Rating:
But yes, this can't be called speak-singing, just talk-talking; Mitchell is reciting full-blown poetry over Little Sparta's instrumentals. It would make for an odd reading unaccompanied, though. Listen to "Mocking Mirror", where his genial, welcoming voice turns into a convulsion as he barely spits out the words the word "moon," then starts over from the beginning, like a fireside chat from an infirmed uncle or a beguiling old stranger in a hostel or a café. It's a strange touch that would only work on an album, creating the feeling of narration without any real narrative, just a few repeated lines in a thick Scottish accent and thicker tones of regret.
Things start to shift with "Skyscraper Housebound". The band plays more repetitive figures, and Mitchell's placement of the words becomes conscious of the music, waiting his turn for the harmonium to finish its brief interjection before chiming in. It feels like an informal gathering of quick learners, trading off one another and slowly giving each other the proper space.

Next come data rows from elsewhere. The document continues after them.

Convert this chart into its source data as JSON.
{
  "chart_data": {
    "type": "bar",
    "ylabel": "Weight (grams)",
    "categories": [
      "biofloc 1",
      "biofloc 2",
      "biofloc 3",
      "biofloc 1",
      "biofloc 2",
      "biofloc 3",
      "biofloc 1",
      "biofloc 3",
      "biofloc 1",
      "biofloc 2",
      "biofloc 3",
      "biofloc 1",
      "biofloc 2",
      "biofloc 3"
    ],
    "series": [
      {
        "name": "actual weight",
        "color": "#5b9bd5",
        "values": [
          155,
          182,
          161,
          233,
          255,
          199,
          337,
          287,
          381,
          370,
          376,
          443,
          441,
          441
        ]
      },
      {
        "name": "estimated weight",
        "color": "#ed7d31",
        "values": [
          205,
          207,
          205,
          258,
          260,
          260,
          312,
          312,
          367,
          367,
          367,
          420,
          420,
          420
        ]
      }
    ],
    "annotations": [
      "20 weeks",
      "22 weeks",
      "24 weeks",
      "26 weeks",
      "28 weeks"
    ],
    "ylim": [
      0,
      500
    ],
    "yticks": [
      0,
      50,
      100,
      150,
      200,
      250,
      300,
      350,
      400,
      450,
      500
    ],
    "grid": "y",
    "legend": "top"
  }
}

On "Carefully Constructed Ruin", the band steps back into almost total ambience, a terse, wheezing drone behind Mitchell's most emotional moment on the record.
The track with the greatest symbiosis is also the strangest. "Even the Saints" has Mitchell shouting just one syllable with every slow, staccato downbeat: he shouts, Eve!...En!...The!...Saints!...Don't!...Like!...It!... Here...!" (you get the idea) until, finally, he ends the track by restating, in the flattest tone possible, "No, really; It seems to be seems broken, or at least all fucked up, and I'm embarrassed by my efforts to survive here." That last line may deflate the track's tension, but it also underlines the bittersweet and unpretentious territory they explore.
Even if they're only truly together on the final track, these collaborators feed off of each other in strange ways, with an edge that keeps this from just poetry set to music. Neither Mitchell nor Little Sparta wants the limelight, and the record is better for it.